Back to the Wick Jan. 27, 2024

 

  

It is gray outside, but not raining, something of a change after four days of steady drizzle.

It’s even warm enough to stroll in the rain, as I did during my odyssey two days ago, though it didn’t quite feel the same way as when I did so when younger.

Too much hyperbola when it comes to everything, a massive amount of noise being generated by people who talk more than they think, but think they know what they are talking about.

It’s pointless to argue with braindead zombies, people who ache to be important, to have something important to say, when they aren’t and don’t.

Went to the Wick in East Rutherford last night for dinner.

This was never my hang out, but many people I later associated with hung out there, including Susan, the woman I dated in college, and John Telson, who had had worked with at the cosmetic company and the wine imports company.

I had lunch with him at the Wick back in 2002, a year or so before he passed away, one of those amazing moments where I got to revisit and possibly make up for the mistakes the past.

He had aged badly, in the same way my onetime best friend, Hank, had, and the lunch allowed us to tie up loose ends before we once again parted ways.

Oddly enough, I didn’t come to the Wick during those two years we lived two blocks away from it, perhaps seeing no reason to when our lives were aimed in a different direction, and unlike the Tick Tock or the old Central Diner in Passaic, the Wick has no special meaning for me.

More recently, I met with Garrick there, where we got to rehash a number of things, and to once again mourn the passing of our close friend, Pauly.

We spent the majority of our younger lives inhabiting diners – like West Diner and Kalico Kitchen – when we were still too young to hang out at bars.

Alf recently reminded me of our days at Kalico Kitchen, which was the place we most frequented and has long faded into the dust, unlike some of the other diners along that stretch of Route 46 in West Paterson and Little Falls.

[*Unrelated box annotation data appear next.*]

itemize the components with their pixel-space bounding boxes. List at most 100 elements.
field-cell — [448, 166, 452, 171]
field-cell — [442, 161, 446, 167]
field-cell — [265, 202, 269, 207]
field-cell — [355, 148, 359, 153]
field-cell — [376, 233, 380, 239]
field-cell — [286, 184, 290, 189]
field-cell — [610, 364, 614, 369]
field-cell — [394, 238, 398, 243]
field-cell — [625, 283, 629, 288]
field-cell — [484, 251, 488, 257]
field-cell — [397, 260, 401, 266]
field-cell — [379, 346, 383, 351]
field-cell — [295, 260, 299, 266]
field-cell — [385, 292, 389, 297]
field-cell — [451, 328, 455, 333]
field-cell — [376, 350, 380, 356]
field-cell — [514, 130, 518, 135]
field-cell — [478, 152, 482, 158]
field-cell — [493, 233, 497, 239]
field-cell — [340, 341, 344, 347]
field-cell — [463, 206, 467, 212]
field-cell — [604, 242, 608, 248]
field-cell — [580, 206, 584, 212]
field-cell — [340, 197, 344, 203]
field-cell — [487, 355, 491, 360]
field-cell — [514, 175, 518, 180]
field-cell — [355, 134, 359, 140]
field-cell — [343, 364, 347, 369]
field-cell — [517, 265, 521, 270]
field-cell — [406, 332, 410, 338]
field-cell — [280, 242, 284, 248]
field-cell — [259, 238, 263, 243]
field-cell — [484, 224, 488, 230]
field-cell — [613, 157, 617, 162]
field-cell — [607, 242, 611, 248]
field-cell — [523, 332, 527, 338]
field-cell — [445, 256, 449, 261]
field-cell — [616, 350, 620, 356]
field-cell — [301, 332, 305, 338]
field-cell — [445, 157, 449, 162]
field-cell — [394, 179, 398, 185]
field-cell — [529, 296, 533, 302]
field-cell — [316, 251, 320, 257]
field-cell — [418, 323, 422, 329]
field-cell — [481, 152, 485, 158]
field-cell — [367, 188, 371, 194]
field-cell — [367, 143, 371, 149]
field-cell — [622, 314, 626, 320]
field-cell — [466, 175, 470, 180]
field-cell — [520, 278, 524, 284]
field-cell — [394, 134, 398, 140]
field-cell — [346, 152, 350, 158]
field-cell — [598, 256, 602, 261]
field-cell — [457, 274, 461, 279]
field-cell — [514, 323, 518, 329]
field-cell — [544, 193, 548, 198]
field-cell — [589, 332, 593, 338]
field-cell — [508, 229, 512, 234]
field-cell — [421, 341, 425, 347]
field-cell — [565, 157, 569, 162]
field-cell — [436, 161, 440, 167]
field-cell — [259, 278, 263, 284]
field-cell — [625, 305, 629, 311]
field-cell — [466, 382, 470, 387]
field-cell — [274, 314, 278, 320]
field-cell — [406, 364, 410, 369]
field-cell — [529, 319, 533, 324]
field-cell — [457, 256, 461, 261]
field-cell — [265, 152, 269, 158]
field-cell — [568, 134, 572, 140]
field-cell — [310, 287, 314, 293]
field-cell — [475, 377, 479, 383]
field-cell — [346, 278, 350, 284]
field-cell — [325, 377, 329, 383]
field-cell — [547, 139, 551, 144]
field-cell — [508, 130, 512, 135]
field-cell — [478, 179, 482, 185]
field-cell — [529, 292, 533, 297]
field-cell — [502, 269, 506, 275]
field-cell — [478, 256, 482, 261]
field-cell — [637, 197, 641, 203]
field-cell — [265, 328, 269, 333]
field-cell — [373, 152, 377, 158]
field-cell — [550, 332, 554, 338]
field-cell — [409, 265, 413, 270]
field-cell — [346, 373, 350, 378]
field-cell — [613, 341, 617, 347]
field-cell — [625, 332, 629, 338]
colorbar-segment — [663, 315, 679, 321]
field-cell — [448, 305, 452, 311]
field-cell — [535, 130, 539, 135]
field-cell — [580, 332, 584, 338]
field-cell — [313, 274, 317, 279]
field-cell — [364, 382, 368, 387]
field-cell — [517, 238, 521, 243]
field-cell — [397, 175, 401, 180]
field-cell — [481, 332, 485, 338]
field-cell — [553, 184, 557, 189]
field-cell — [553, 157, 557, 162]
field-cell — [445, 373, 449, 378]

These places also served as a place where we could lick the wounds we received from misguided love.

During dinner yesterday, we talked about the “one true” love that each of us had, suffering over even into our 20s. Hank had Peggy; I had Louise. Pauly had Jane. Garrick had Jean. And until recently, I was unaware of Alf’s undying love for Carol, who largely had no use for him since he was not rich, famous or good looking enough.

All these years later, he is still stung over the slights she caused and how her family deliberately directed her attention away from him towards more successful candidates, one of whom she eventually married and moved with to Europe.

We were all attractive to Carol, even if it wasn’t a matter of being head over heels. She was the minx who attracted us each time she walked into a room, oddly enough very much like the singer, Madonna, who she lived with for a short time in the 1970s, and – as if a scene from “Desperately Seeking Susan” walked off with one of Carol’s favorite shirts.

Carol dated John for a while, putting a bit of pressure on his friendship with Pauly, who Carol was constantly trying to drag into bed, and succeeded once when she and Jane worked as au pairs in Manhattan, only to be discovered by the sudden appearance of John.

Thinking back about all this makes me a bit dizzy, partly because all of the pieces don’t fall completely into place in a neat time line, but rather one memory bumps into another, causing me to recall different things out of order with the way they happened.

I could write whole novels just following the trail we left in visiting diners over all these long years, because each moment captured a particular feeling.

When Hank died in 1995, we all made our way to Kalico Kitchen as a kind of wake, ordering his favorite meal and leaving it in place as we sat around the table, as if he was still there.

Visiting the Wick does the same thing when it comes to my memory of John Telson, someone who I befriended and betrayed, and eventually came to terms with, a man who represents a time and place I still miss, even though I wasn’t completely happy living through that period.

These are the thoughts that ran through my head during the dark drive home last night, stirring up feelings about people who remain alive only in memory.